Key Experimental Results¶
Main Results¶
Results on the nuScenes validation set (trained without human annotation):
| Method | Annotation | Ground IoU | Non-Ground IoU | mIoU | Throughput (Hz) |
|---|---|---|---|---|---|
| RANSAC | None | 89.14 | 83.97 | 86.55 | 255.0 |
| PatchWork++ | None | 86.19 | 81.42 | 83.80 | 30.0 |
| TRAVEL | None | 89.76 | 87.16 | 88.46 | 365.7 |
| GndNet | Yes | 82.54 | 78.72 | 80.62 | 484.3 |
| TerraSeg-B | None | 93.50 | 91.45 | 92.47 | 28.0 |
| TerraSeg-S | None | 92.40 | 90.49 | 91.45 | 49.8 |
| Supervised Upper Bound | Yes | 95.96 | 94.65 | 95.31 | 28.0 |
Ablation Study¶
Ablation of PseudoLabeler components (nuScenes):
| Configuration | Effect |
|---|---|
| Without preprocessing | Negative noise causes elevation map to sink, leading to over-segmentation of ground |
| Without postprocessing | Vehicle bases/tires are misclassified as ground |
| Full PseudoLabeler | mIoU 90.63 (TerraSeg trained on these labels achieves 92.47) |
Key Findings¶
- Self-supervised surpasses supervised baselines: TerraSeg-B (no annotation) achieves mIoU 92.47, far exceeding GndNet trained with annotations (80.62).
- Near supervised upper bound: The gap with the fully supervised variant (95.31) is only ~3 percentage points.

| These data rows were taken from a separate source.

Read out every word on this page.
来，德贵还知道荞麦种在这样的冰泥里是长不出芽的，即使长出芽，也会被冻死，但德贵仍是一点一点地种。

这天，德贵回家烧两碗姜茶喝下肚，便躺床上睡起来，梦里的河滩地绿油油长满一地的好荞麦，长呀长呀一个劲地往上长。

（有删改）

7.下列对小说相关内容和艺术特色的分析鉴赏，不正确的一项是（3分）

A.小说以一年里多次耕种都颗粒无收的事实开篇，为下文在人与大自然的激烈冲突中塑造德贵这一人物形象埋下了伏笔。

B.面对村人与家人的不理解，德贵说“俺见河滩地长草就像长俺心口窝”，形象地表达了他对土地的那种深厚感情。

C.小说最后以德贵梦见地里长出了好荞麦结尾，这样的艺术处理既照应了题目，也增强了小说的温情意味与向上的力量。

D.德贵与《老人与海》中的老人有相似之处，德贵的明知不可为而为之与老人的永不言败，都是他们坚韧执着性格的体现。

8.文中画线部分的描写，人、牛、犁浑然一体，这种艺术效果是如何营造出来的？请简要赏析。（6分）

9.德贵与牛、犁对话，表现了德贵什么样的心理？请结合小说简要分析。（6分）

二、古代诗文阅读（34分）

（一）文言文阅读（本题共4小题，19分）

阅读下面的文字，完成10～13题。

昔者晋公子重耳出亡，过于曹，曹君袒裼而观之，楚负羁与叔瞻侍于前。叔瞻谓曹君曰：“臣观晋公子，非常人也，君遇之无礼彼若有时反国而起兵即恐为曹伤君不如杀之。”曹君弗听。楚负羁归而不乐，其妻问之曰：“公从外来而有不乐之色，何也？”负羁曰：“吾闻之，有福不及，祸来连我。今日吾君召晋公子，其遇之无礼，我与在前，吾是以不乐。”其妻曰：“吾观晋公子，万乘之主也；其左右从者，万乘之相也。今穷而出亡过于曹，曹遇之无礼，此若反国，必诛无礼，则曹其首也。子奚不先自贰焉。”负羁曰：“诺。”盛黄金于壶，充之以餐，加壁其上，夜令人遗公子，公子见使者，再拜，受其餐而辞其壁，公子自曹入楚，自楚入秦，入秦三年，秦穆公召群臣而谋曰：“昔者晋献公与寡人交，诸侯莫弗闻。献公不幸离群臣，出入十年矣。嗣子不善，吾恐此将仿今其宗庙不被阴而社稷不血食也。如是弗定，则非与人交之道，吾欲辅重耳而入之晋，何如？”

- Cross-dataset consistency: State-of-the-art results are achieved consistently across nuScenes, SemanticKITTI, and Waymo.
- Real-time inference: TerraSeg-S reaches ~50 Hz and TerraSeg-B ~28 Hz, satisfying online deployment requirements.
- Student surpasses teacher: The TerraSeg model (mIoU 92.47) outperforms its pseudo-label source, PseudoLabeler (90.63), demonstrating the model's ability to generalize and denoise.
Highlights & Insights¶
- Large-scale aggregation strategy: Unifying 12 datasets across 15 sensor types is a substantial engineering contribution; OmniLiDAR itself is a significant artifact.
- Elegant self-supervised formulation: Recasting ground segmentation as elevation map estimation is a clever use of a simple geometric prior to enable annotation-free training.
- Student-surpasses-teacher phenomenon: This demonstrates that large-scale diverse data combined with neural network generalization can effectively filter noise from pseudo labels.
- High practical value: Requires no annotation data, supports any LiDAR sensor, runs in real time, and is open-sourced—making this an immediately deployable contribution.
Limitations & Future Work¶
- Only single-frame point clouds are processed; temporal information is not exploited, which may limit performance on complex terrain.
- Pseudo-label quality may degrade in extreme scenarios such as steep slopes or dense vegetation.
- Only binary classification (ground/non-ground) is produced, with no semantic information (e.g., traversability level).
- Extension to semantic ground segmentation (distinguishing road, grass, dirt, etc.) is a natural future direction.
Related Work & Insights¶
- The concentric zone polar grid concept from PatchWork++ could be combined with learning-based methods.
- The self-supervised runtime optimization of Chodosh et al. is the direct predecessor of PseudoLabeler; this work introduces key improvements upon that foundation.
- The successful application of Point Transformer v3 as a backbone validates its general applicability to point cloud tasks.
Rating¶
- Novelty: ⭐⭐⭐⭐ — Both the OmniLiDAR dataset and the self-supervised domain-agnostic training paradigm are pioneering contributions.
- Experimental Thoroughness: ⭐⭐⭐⭐⭐ — Comprehensive validation across three mainstream benchmarks, detailed ablation studies, and complete baseline comparisons.
- Writing Quality: ⭐⭐⭐⭐ — Clear structure with well-articulated relationships among the three core components.
- Value: ⭐⭐⭐⭐⭐ — Extremely high practical value, directly addressing annotation bottlenecks and sensor generalization challenges in autonomous driving ground segmentation.